No remarkable internal or external observations related to the test item treatment were recorded for any of the animals during necropsy.

No test item could be detected in any of the samples of the control animals.

No test item could be detected in any of the organs analyzed in this study (gut, brain, liver, and spleen) under the conditions detailed in this report.

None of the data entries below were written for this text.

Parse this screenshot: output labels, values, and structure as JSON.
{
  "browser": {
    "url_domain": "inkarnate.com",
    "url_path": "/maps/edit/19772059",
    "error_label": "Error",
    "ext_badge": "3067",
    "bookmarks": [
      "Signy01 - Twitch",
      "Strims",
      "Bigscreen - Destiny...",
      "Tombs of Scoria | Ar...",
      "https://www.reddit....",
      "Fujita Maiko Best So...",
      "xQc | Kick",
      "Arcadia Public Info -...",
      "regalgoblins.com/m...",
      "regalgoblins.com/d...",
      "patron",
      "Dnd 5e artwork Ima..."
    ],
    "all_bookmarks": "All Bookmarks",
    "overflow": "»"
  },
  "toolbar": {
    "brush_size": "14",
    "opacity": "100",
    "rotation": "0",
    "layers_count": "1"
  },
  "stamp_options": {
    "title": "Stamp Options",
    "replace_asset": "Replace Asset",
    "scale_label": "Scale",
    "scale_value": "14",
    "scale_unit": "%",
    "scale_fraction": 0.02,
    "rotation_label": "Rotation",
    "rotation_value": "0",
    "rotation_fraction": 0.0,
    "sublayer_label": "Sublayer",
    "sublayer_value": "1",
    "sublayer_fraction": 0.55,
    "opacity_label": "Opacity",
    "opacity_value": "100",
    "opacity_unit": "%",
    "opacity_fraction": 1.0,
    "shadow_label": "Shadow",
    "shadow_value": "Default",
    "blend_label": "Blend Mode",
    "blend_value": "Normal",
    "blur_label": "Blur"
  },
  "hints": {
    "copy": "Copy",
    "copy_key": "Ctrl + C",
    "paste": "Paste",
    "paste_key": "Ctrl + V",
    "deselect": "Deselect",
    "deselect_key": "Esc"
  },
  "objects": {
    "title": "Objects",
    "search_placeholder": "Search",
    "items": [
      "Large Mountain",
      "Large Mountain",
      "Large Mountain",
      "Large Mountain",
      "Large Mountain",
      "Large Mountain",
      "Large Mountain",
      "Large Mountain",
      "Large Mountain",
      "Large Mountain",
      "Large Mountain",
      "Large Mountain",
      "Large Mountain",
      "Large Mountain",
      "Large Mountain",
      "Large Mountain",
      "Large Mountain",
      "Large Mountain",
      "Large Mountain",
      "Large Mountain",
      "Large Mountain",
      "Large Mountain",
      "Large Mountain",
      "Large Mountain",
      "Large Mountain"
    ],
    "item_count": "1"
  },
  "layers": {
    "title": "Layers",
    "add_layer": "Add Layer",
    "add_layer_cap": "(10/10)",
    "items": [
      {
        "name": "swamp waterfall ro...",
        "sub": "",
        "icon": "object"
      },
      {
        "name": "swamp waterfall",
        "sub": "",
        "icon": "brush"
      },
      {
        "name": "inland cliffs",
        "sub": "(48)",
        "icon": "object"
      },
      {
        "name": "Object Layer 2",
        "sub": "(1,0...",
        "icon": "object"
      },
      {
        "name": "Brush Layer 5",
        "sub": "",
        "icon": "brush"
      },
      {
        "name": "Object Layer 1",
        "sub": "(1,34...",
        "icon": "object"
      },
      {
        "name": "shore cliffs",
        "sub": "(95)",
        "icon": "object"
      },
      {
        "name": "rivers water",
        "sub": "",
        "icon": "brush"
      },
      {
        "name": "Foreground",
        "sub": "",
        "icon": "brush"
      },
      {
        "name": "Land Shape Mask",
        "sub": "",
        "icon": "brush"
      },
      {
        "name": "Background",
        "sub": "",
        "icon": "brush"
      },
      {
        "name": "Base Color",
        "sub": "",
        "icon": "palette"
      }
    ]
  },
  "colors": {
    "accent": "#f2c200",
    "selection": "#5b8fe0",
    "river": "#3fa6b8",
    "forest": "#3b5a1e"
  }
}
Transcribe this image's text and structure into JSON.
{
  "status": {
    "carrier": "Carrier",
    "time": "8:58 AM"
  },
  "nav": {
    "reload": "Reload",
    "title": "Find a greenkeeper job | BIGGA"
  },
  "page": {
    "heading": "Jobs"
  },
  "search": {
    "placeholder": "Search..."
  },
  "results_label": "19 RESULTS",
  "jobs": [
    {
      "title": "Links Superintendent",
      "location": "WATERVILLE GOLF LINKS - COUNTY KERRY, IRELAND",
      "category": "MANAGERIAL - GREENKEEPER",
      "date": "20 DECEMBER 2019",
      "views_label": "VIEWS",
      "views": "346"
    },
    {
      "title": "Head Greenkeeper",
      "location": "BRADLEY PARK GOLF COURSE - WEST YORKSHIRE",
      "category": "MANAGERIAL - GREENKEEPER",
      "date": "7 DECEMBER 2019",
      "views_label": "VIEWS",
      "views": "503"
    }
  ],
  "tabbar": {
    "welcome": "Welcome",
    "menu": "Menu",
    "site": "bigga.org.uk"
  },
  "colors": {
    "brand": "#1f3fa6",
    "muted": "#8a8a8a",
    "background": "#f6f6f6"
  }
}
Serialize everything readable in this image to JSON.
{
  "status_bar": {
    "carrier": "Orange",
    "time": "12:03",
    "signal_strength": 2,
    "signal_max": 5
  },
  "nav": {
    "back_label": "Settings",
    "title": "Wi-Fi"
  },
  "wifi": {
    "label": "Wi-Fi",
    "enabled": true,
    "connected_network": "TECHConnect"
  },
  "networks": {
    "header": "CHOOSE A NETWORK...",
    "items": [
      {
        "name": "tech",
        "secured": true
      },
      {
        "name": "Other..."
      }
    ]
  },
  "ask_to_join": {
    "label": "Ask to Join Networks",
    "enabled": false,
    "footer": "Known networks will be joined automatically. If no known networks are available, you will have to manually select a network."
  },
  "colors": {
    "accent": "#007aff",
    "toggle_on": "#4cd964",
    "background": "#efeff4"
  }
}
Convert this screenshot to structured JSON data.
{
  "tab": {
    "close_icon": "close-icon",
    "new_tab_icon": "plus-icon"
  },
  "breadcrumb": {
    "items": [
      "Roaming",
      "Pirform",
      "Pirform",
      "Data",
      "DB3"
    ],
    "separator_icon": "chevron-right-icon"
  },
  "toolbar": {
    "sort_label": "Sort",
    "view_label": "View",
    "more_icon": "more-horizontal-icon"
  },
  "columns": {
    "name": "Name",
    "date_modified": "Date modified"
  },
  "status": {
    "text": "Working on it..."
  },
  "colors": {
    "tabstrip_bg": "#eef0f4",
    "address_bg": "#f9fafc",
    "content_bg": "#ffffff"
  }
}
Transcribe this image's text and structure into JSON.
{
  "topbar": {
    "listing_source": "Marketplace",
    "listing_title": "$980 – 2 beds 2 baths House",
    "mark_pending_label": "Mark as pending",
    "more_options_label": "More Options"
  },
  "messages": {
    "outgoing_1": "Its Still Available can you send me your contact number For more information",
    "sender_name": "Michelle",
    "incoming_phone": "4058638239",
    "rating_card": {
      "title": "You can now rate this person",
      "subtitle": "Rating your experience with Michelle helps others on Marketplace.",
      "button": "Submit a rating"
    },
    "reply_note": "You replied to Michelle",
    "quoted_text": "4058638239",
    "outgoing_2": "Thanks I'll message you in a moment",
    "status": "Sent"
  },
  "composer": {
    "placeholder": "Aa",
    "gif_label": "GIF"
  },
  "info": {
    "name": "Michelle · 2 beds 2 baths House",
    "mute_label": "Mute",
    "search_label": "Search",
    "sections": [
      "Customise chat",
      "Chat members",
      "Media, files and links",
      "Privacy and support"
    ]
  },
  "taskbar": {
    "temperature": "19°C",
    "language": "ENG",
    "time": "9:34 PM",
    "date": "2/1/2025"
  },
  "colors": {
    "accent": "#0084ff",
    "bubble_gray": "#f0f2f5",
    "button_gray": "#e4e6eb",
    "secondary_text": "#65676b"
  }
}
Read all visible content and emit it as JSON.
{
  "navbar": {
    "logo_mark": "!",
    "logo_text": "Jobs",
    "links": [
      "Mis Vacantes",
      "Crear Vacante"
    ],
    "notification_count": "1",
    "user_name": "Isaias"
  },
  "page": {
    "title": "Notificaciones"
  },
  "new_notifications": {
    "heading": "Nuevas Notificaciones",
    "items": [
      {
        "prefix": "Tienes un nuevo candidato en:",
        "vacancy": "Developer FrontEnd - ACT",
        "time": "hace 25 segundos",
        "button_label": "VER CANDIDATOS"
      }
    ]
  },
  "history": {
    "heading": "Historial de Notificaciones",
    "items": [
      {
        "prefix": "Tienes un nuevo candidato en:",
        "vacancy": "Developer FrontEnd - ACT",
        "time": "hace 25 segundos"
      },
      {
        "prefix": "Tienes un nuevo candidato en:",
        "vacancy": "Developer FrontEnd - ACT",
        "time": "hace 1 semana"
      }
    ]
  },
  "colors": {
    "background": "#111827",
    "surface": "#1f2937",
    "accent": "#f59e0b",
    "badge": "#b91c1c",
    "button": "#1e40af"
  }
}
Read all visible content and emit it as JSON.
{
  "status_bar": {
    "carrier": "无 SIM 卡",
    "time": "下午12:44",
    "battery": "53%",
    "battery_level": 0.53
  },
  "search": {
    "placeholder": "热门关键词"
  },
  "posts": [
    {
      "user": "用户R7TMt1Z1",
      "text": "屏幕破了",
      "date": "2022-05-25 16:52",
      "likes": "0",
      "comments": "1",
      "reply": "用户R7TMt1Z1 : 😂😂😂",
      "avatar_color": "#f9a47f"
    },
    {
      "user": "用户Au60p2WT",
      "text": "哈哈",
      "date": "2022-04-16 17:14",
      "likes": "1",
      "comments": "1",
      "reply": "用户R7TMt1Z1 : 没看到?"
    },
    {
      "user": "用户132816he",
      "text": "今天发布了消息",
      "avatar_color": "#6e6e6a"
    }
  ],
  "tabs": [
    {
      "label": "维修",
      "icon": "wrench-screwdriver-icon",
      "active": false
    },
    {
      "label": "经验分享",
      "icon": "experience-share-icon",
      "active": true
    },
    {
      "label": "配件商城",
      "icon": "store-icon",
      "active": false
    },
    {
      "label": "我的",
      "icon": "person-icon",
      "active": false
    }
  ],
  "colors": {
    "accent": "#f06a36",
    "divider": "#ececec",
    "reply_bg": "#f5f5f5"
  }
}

The near to complete amount (ca. 100%) of the applied test item was recovered from the stool of the animals.

Executive summary:

The aim of this study was to examine the toxicokinetic behaviour of the test item, based on OECD No. 417 guideline. It was performed in order to obtain information on the absorption, distribution and excretion of the test item administered by oral gavage to Wistar rats in an acute, and in a sub-acute, repeated-dose phase at 2 selected dose levels (acute dose: 2000mg/kg bw;14 days repeated-dose: 1000 mg/kg bw). Presence of the test item was examined in excreted urine and faeces, and in selected organs (brain, liver, spleen and content-free, gastrointestinal tract).

 

8 male Wistar rats were assigned to the Study and allocated to a control, and a dosed group. Dosed animals were given the pure test item without any vehicle by oral gavage in an acute phase once, at the dose level of 2000 mg/kg bw, and in a second, repeated dose phase daily for 14 consecutive days at the dose level of 1000 mg/kg bw/day. The animals assigned to the control group were treated with distilled water in the same manner.

 

Parameters monitored during the study included mortality and clinical observations, body weight, body weight gain and individual food consumption. Urine and faeces were collected for analysis at 5 occasions for 72 hours during the acute phase, and weekly at three occasions during 24 hours per occasion in the repeated dose phase.

 

Necropsy and macroscopic examination was performed on all animals at the end of Phase 2 (Day 14P2). The animals were euthanized by exsanguination under pentobarbital anaesthesia. After the exsanguination, gastrointestinal tract from oesophagus to the rectum, brain, liver and spleen were weighed, taken into PE falcon tubes and kept frozen until extraction. Samples were extracted, and concentration of the test item in the tissues was measured by GC-FID analysis.

 

In summary, acute, oral gavage administration of SynNova® Base Oil to male Hannover Wistar rats at the dose level of 2000mg/kg bw, followed by a 3 days washout period and subsequent daily oral gavage administration for 14 days at a dose level of 1000 mg/kg bw/day did not result in any mortality or clinical signs under the conditions of this study.

 

There was no test item-related effect in body weight, body weight gain and food consumption of the treated animals.

 

No remarkable internal or external observations related to the test item treatment were recorded for any of the animals during necropsy.

 

No test item could be detected in any of the samples of the control animals.

 

No test item could be detected in any of the organs analyzed in this study (gut, brain, liver, and spleen) under the conditions detailed in this report.

 

The near to complete amount (ca. 100%) of the applied test item was recovered from the stool of the animals.